One of my favorite expressions is “on the outside looking in.” I love this expression because it has so many different things it can mean. One meaning is that of exclusion carrying the idea of one having been ostracized and is now looking in at a situation from the outside. The other idea this euphemism holds is that of being able to get an outside perspective on one’s self. The latter is what I found in “My Jesus Year” by Benyamin Cohen.
Cohen is an Orthodox Jew who began to feel very complacent and uninspired in his faith journey of Judaism. After years of rituals, recitations, and rhetoric he felt his faith had become stagnant. The son of a rabbi with brothers who were rabbis themselves, Cohen felt like the black sheep of the family.

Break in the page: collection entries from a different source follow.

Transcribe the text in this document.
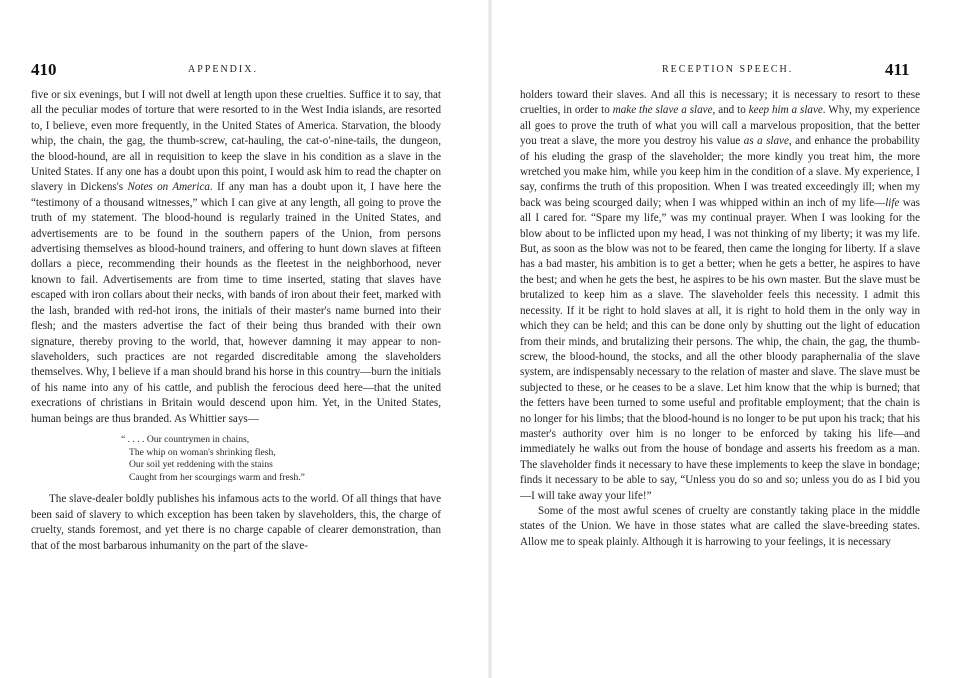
410	APPENDIX.

five or six evenings, but I will not dwell at length upon these cruelties. Suffice it to say, that all the peculiar modes of torture that were resorted to in the West India islands, are resorted to, I believe, even more frequently, in the United States of America. Starvation, the bloody whip, the chain, the gag, the thumb-screw, cat-hauling, the cat-o'-nine-tails, the dungeon, the blood-hound, are all in requisition to keep the slave in his condition as a slave in the United States. If any one has a doubt upon this point, I would ask him to read the chapter on slavery in Dickens's Notes on America. If any man has a doubt upon it, I have here the “testimony of a thousand witnesses,” which I can give at any length, all going to prove the truth of my statement. The blood-hound is regularly trained in the United States, and advertisements are to be found in the southern papers of the Union, from persons advertising themselves as blood-hound trainers, and offering to hunt down slaves at fifteen dollars a piece, recommending their hounds as the fleetest in the neighborhood, never known to fail. Advertisements are from time to time inserted, stating that slaves have escaped with iron collars about their necks, with bands of iron about their feet, marked with the lash, branded with red-hot irons, the initials of their master's name burned into their flesh; and the masters advertise the fact of their being thus branded with their own signature, thereby proving to the world, that, however damning it may appear to non-slaveholders, such practices are not regarded discreditable among the slaveholders themselves. Why, I believe if a man should brand his horse in this country—burn the initials of his name into any of his cattle, and publish the ferocious deed here—that the united execrations of christians in Britain would descend upon him. Yet, in the United States, human beings are thus branded. As Whittier says—

“ . . . . Our countrymen in chains,
The whip on woman's shrinking flesh,
Our soil yet reddening with the stains
Caught from her scourgings warm and fresh.”

The slave-dealer boldly publishes his infamous acts to the world. Of all things that have been said of slavery to which exception has been taken by slaveholders, this, the charge of cruelty, stands foremost, and yet there is no charge capable of clearer demonstration, than that of the most barbarous inhumanity on the part of the slave-

RECEPTION SPEECH.	411

holders toward their slaves. And all this is necessary; it is necessary to resort to these cruelties, in order to make the slave a slave, and to keep him a slave. Why, my experience all goes to prove the truth of what you will call a marvelous proposition, that the better you treat a slave, the more you destroy his value as a slave, and enhance the probability of his eluding the grasp of the slaveholder; the more kindly you treat him, the more wretched you make him, while you keep him in the condition of a slave. My experience, I say, confirms the truth of this proposition. When I was treated exceedingly ill; when my back was being scourged daily; when I was whipped within an inch of my life—life was all I cared for. “Spare my life,” was my continual prayer. When I was looking for the blow about to be inflicted upon my head, I was not thinking of my liberty; it was my life. But, as soon as the blow was not to be feared, then came the longing for liberty. If a slave has a bad master, his ambition is to get a better; when he gets a better, he aspires to have the best; and when he gets the best, he aspires to be his own master. But the slave must be brutalized to keep him as a slave. The slaveholder feels this necessity. I admit this necessity. If it be right to hold slaves at all, it is right to hold them in the only way in which they can be held; and this can be done only by shutting out the light of education from their minds, and brutalizing their persons. The whip, the chain, the gag, the thumb-screw, the blood-hound, the stocks, and all the other bloody paraphernalia of the slave system, are indispensably necessary to the relation of master and slave. The slave must be subjected to these, or he ceases to be a slave. Let him know that the whip is burned; that the fetters have been turned to some useful and profitable employment; that the chain is no longer for his limbs; that the blood-hound is no longer to be put upon his track; that his master's authority over him is no longer to be enforced by taking his life—and immediately he walks out from the house of bondage and asserts his freedom as a man. The slaveholder finds it necessary to have these implements to keep the slave in bondage; finds it necessary to be able to say, “Unless you do so and so; unless you do as I bid you—I will take away your life!”

Some of the most awful scenes of cruelty are constantly taking place in the middle states of the Union. We have in those states what are called the slave-breeding states. Allow me to speak plainly. Although it is harrowing to your feelings, it is necessary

This caused him to wrestle with his Jewish faith in a very raw, and authentic way. This led him to the journey which became the premise of the book.

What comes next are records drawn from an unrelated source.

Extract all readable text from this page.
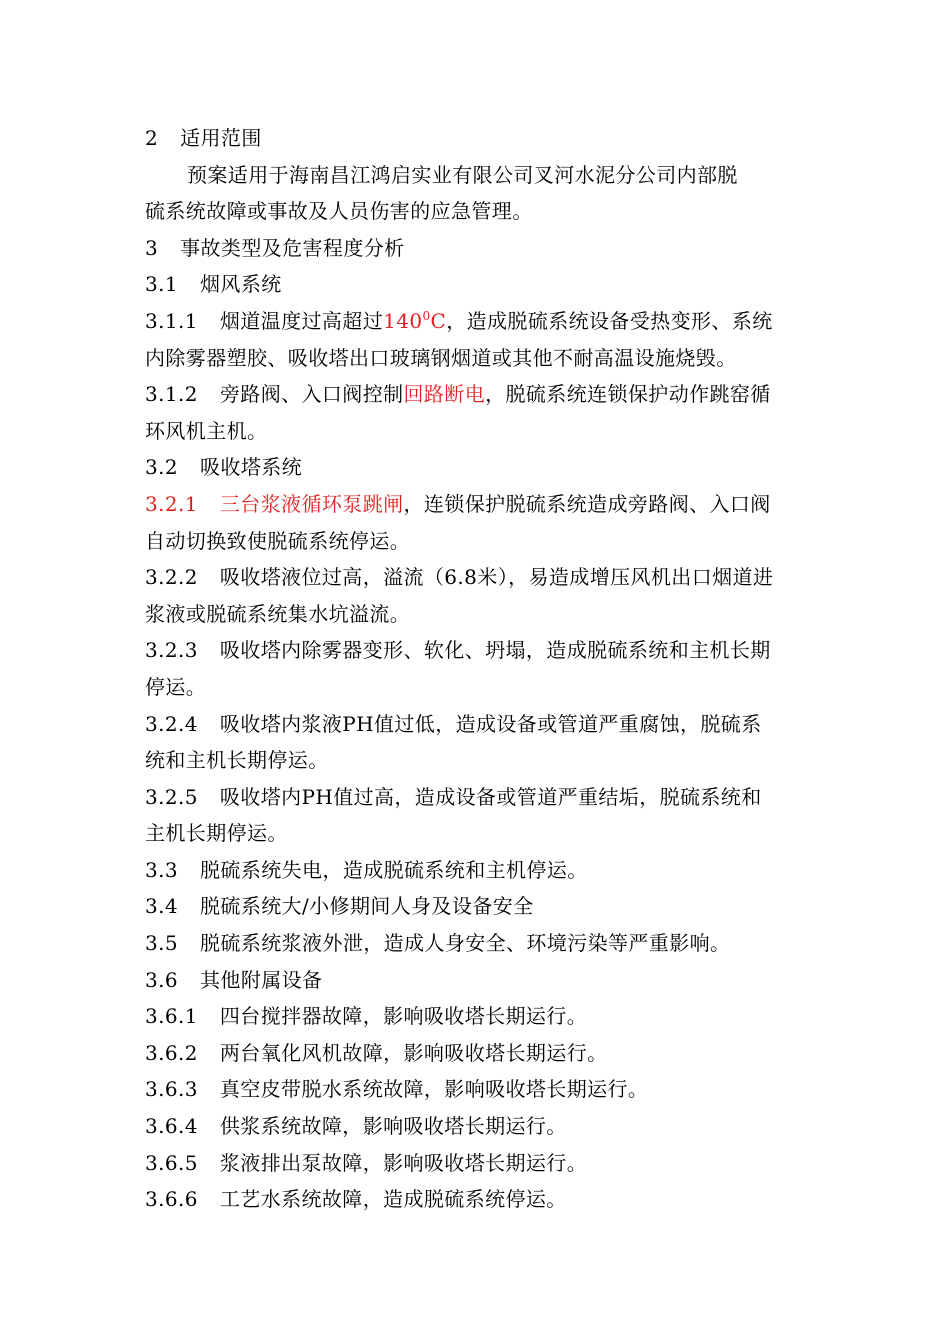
2 适用范围
预案适用于海南昌江鸿启实业有限公司叉河水泥分公司内部脱
硫系统故障或事故及人员伤害的应急管理。
3 事故类型及危害程度分析
3.1 烟风系统
3.1.1 烟道温度过高超过$140^0C$，造成脱硫系统设备受热变形、系统
内除雾器塑胶、吸收塔出口玻璃钢烟道或其他不耐高温设施烧毁。
3.1.2 旁路阀、入口阀控制回路断电，脱硫系统连锁保护动作跳窑循
环风机主机。
3.2 吸收塔系统
3.2.1 三台浆液循环泵跳闸，连锁保护脱硫系统造成旁路阀、入口阀
自动切换致使脱硫系统停运。
3.2.2 吸收塔液位过高，溢流（6.8米），易造成增压风机出口烟道进
浆液或脱硫系统集水坑溢流。
3.2.3 吸收塔内除雾器变形、软化、坍塌，造成脱硫系统和主机长期
停运。
3.2.4 吸收塔内浆液PH值过低，造成设备或管道严重腐蚀，脱硫系
统和主机长期停运。
3.2.5 吸收塔内PH值过高，造成设备或管道严重结垢，脱硫系统和
主机长期停运。
3.3 脱硫系统失电，造成脱硫系统和主机停运。
3.4 脱硫系统大/小修期间人身及设备安全
3.5 脱硫系统浆液外泄，造成人身安全、环境污染等严重影响。
3.6 其他附属设备
3.6.1 四台搅拌器故障，影响吸收塔长期运行。
3.6.2 两台氧化风机故障，影响吸收塔长期运行。
3.6.3 真空皮带脱水系统故障，影响吸收塔长期运行。
3.6.4 供浆系统故障，影响吸收塔长期运行。
3.6.5 浆液排出泵故障，影响吸收塔长期运行。
3.6.6 工艺水系统故障，造成脱硫系统停运。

In a quest to get more out of his own faith, Cohen spends one year exploring another faith—Christianity. This book is his memoir. He is up front that he had no intention of converting to Christianity or of turning his back on Judaism. But rather, he wants to find what elements of Christianity could be applied to his Jewish faith and how he could learn from the way others worship and experience God. He attends an Easter service put on by an African-American mega-church at the Georgia Dome in
The result is a delightful and even hilarious read of an outsider’s journey through the channels of Christianity that will challenge and inspire. There was a time when I would have been bothered by the thought of a Christian book written by a non-Christian. But I’ve learned that there is a lot to be learned from people who don’t share my views. And there are some things that Christians have done so long they are just “normal” but to an outsider, these things were so strange, and sometimes even absurd. So here’s what you can take from My Jesus Year.
- You can see just how odd some things we do in the church look to someone who is not a Christian.
- You get a good glimpse at the Jewish roots of Christianity and a better understanding of where we’ve come from as Christians.
- You get to see what value there is to a lot of the things we do in the Christian faith that have just become habitual.